Introduction, what is a cloud meteorologically?

In meteorology, a cloud is a visible mass of liquid droplets or frozen crystals made of water or various chemicals suspended in the atmosphere above the surface of a planetary body. 

These suspended particles are also known as aerosols and are studied in the cloud physics branch of meteorology.


Cumulus humilis clouds in the foreground and cumulonimbus clouds in the back, taken at Swifts Creek, in the Great Alps of East Gippsland, Victoria, Australia. image: wikipedia

Cloud formation

Terrestrial cloud formation is the result of air in Earth's atmosphere becoming saturated due to either or both of two processes; cooling of the air and adding water vapor. With sufficient saturation, precipitation will fall to the surface; an exception is virga, which evaporates before reaching the surface.

Cloud names and classification

Clouds in the troposphere, the atmospheric layer closest to Earth's surface, have Latin names due to the universal adaptation of Luke Howard's nomenclature. It was introduced in December 1802 and became the basis of a modern international system that classifies these tropospheric aerosols into:

  •  several physical forms or categories
  • then cross-classifies them into families of:
    • low,  include stratus and  stratus
    • middle and include; altostratus and altocumulus. 
    •  high - include  cirrus, cirrostratus, and cirrocumulus
  • according to cloud-base altitude range above Earth's surface. 

Clouds with significant vertical extent are often considered a separate family. 

  • One physical form shows free-convective upward growth into low or vertical heaps of cumulus.
  •  Other forms appear as non-convective layered sheets like low stratus, and as limited-convective rolls or ripples as with stratocumulus. 

Both of these layered forms have middle- and high-family variants identified respectively by the prefixes alto- and cirro-. Thin fibrous wisps of cirrus are a physical form found only at high altitudes. 


Example of cirrus type clouds. image: R.Conan-Davies

In the case of clouds with vertical extent, prefixes are used whenever necessary to express variations or complexities in their physical structures. 

These include:

  •  cumulo- for complex highly convective vertical nimbus storm clouds, and 
  • nimbo- for thick stratiform layers with sufficient vertical depth to produce moderate to heavy precipitation. 

This process of cross-classification produces ten basic genus-types or genera, most of which can be subdivided into species and varieties. 

Synoptic surface weather observations use code numbers to record and report any type of tropospheric cloud visible at scheduled observation times based on its height and physical appearance.

While a majority of clouds form in Earth's troposphere, there are occasions when they can be observed at much higher altitudes in the stratosphere and mesosphere. 

Clouds that form above the troposphere have common names for their main types, but are sub-classified alpha-numerically rather than with the elaborate system of Latin names given to cloud types in the troposphere. 

These three main atmospheric layers that can produce clouds, along with the lowest part of the cloudless thermosphere, are collectively known as the hemisphere.  

Above this lies the heterosphere (which includes the rest of the thermosphere and the exosphere) that marks the transition to outer space. 

Clouds on other planets

Clouds have been observed on other planets and moons within the Solar System, but, due to their different temperature characteristics, they are composed of other substances such as methane, ammonia, and sulfuric acid.

How clouds form

Adiabatic cooling

All weather-related clouds form in the troposphere, the lowest layer of Earth's atmosphere.
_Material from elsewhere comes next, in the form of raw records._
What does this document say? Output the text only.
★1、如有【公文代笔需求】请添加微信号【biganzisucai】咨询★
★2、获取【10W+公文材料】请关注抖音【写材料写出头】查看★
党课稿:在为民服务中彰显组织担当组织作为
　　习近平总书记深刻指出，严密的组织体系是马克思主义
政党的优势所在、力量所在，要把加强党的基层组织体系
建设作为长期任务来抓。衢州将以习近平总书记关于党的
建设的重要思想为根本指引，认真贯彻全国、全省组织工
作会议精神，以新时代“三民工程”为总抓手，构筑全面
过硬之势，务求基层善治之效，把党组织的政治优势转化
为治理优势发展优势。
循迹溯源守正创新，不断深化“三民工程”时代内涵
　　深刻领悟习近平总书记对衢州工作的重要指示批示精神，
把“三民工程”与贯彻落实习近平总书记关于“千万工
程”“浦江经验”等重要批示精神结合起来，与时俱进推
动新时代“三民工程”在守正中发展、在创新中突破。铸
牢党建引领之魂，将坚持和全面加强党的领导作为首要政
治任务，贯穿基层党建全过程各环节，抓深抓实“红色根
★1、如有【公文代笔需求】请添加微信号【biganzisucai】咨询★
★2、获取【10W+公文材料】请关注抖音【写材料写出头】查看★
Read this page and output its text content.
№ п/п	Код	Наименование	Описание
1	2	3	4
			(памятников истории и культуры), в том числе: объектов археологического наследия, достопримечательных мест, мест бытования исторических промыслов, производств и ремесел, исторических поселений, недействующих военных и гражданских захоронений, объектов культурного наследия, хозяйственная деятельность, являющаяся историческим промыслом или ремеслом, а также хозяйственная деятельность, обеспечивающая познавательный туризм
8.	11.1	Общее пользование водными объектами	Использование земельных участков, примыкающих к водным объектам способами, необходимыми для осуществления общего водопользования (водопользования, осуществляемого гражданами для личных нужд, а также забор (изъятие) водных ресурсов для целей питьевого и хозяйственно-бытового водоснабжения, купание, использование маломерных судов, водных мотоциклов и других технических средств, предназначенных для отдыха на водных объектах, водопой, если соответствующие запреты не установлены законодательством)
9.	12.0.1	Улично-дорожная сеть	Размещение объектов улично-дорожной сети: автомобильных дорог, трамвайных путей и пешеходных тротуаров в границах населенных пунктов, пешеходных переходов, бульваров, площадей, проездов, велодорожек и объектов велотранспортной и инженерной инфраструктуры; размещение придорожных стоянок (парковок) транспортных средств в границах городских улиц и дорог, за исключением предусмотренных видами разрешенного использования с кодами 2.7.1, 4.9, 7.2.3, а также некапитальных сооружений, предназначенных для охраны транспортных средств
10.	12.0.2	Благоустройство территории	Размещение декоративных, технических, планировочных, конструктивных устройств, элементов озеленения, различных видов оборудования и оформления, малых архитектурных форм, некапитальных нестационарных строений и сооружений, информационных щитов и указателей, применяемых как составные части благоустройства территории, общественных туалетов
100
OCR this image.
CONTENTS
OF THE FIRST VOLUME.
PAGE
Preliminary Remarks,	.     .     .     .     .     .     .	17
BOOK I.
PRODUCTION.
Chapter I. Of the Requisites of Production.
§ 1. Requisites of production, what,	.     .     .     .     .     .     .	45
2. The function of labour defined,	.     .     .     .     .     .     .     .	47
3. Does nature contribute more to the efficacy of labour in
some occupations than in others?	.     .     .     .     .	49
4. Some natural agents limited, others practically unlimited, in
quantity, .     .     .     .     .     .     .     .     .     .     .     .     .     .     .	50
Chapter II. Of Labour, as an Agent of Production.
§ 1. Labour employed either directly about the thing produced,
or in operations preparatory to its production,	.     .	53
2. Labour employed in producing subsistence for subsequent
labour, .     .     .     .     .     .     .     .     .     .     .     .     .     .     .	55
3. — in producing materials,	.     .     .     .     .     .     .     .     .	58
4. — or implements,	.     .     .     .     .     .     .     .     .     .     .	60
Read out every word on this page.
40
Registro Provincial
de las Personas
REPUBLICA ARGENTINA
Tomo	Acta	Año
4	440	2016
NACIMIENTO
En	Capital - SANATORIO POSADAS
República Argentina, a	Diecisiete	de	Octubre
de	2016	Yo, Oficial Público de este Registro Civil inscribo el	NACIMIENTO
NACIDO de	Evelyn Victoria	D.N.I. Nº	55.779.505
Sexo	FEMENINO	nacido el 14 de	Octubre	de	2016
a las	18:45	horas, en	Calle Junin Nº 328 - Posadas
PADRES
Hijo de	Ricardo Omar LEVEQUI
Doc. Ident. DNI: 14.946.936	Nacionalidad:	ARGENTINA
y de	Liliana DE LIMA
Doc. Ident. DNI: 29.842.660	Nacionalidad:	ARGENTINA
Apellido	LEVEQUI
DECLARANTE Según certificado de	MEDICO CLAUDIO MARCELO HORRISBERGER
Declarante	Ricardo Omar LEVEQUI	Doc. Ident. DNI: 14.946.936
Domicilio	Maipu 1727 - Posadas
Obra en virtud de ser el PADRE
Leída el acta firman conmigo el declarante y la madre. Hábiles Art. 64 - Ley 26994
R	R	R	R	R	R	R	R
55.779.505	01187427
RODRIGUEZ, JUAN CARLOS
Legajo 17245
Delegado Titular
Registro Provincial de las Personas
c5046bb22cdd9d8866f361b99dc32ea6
This generally happens when one or more lifting agents causes air containing invisible water vapor to rise and cool to its dew point, the temperature at which the air becomes saturated. The main mechanism behind this process is adiabatic cooling.

Atmospheric pressure decreases with altitude, so the rising air expands in a process that expends energy and causes the air to cool, which reduces its capacity to hold water vapor. If the air is cooled to its dew point and becomes saturated, it normally sheds vapor it can no longer retain which condenses into cloud.

Lifted condensation level and condensation nuclei

The altitude at which this begins to happen is called the lifted condensation level, which roughly determines the height of the cloud base. Water vapor in saturated air is normally attracted to condensation nuclei such as salt particles that are small enough to be held aloft by normal circulation of the air. 

If the condensation process occurs below the freezing level in the troposphere, the nuclei help transform the vapor into very small water droplets. Clouds that form just above the freezing level are composed mostly of supercooled liquid droplets, while those that condense out at higher altitudes where the air is much colder generally take the form of ice crystals.

An absence of sufficient condensation particles at and above the condensation level causes the rising air to become supersaturated and the formation of cloud tends to be inhibited.